The broad end of the tie can now be brought up and over the center loop formed by the first wrapping. If this were a simple four-in-hand tie knot, it could be tucked into the first loop and finished off. The next step involves turning the knot into a half-Windsor. The broad end can be wrapped around the opposite side of the neck loop and then wrapped across the center knot once more before finishing it off by pushing the broad end through the center knot and cinching it tightly. This half-Windsor knot is thicker and more formal than a simple four-in-hand, but still asymmetrical.
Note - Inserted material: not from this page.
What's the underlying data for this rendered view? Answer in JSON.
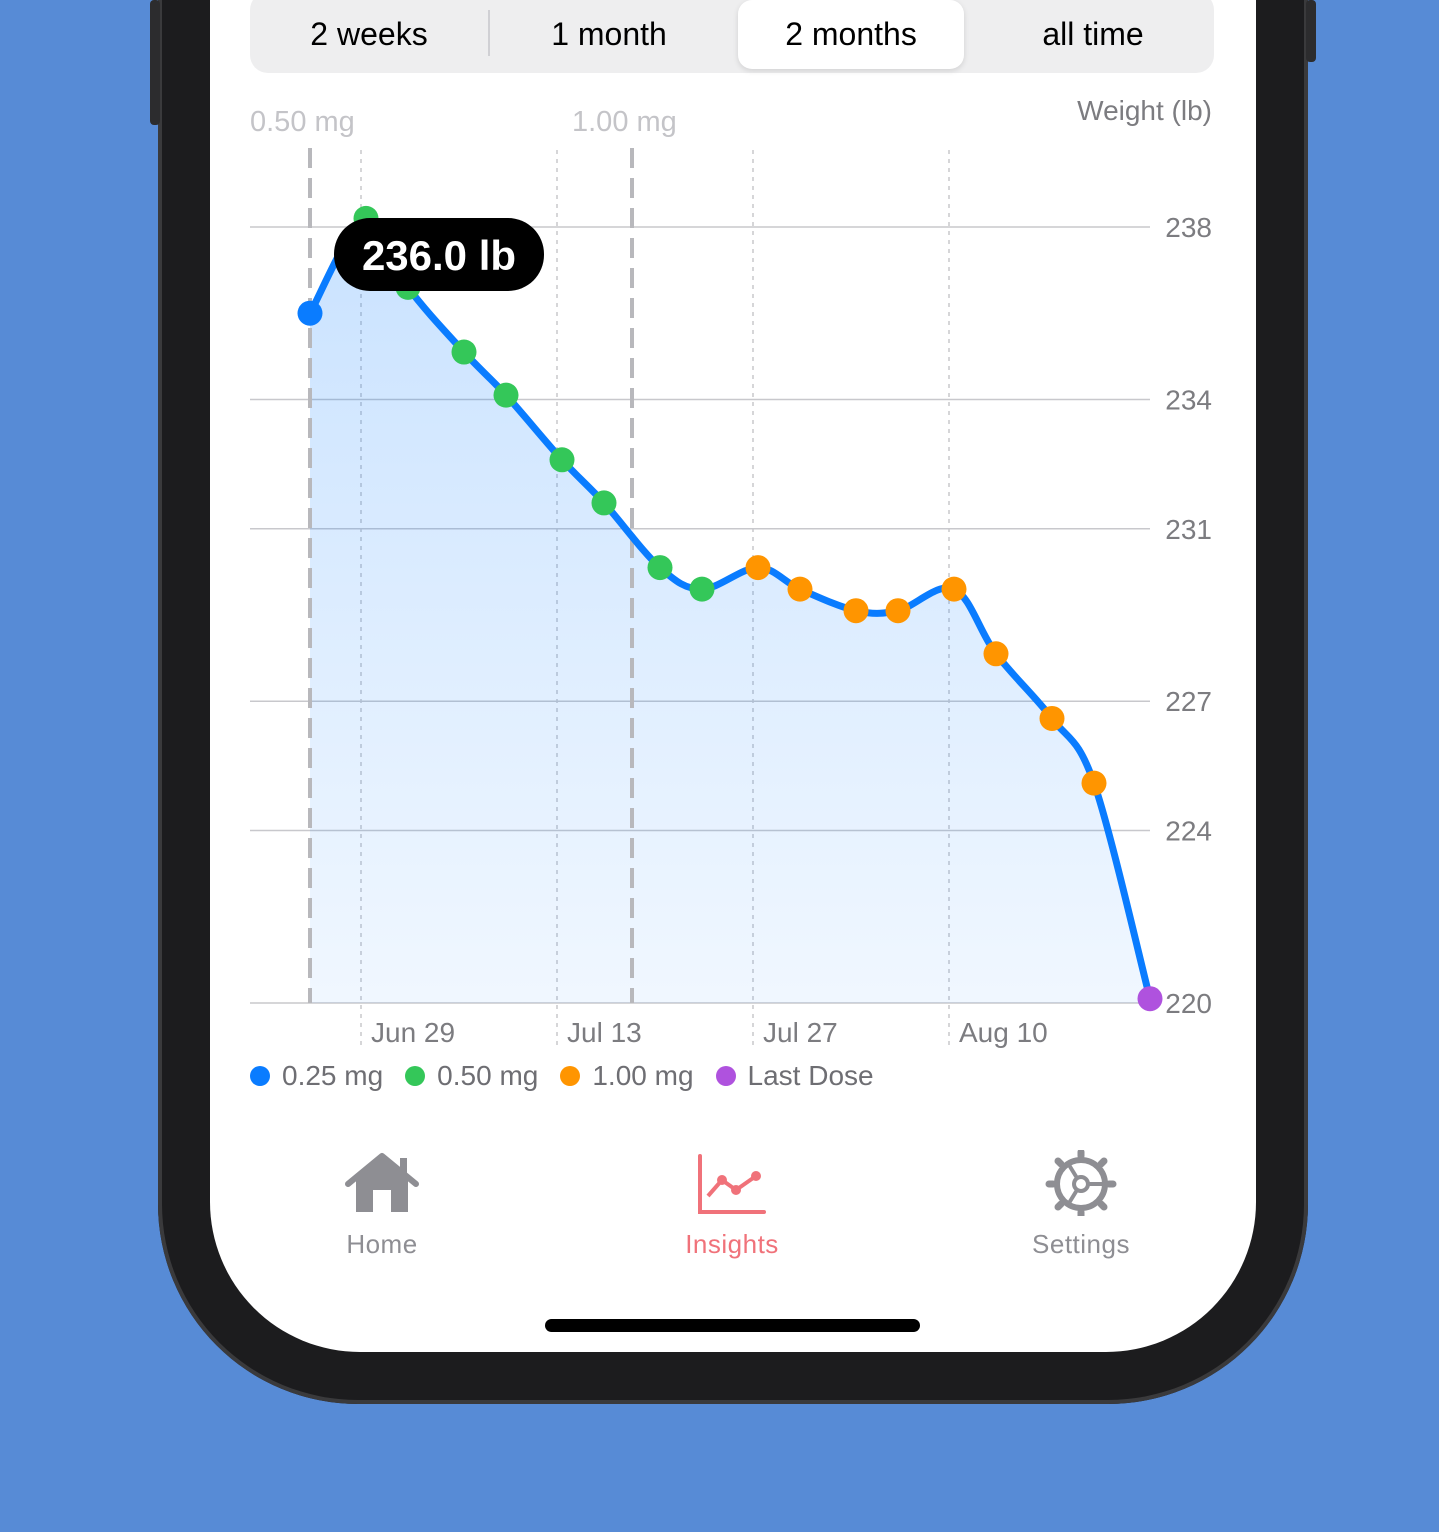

For the full Windsor knot, the wrapping maneuver around the opposite neck loop is followed by a similar wrap around the other neck loop. This gives the Windsor knot its symmetrical appearance. After wrapping around both neck loops, the broad end of the tie is finally drawn up and over the center knot, then stuffed into the resulting loop of fabric. This may sound difficult in theory, but tying a Windsor knot in real life can become no more challenging than tying a pair of shoes. Many people can tie a full Windsor knot in a minute or less, although there may be some last minute adjustments to make. A Windsor knot is the preferred tie knot of executives and those who need to make a favorable first impression.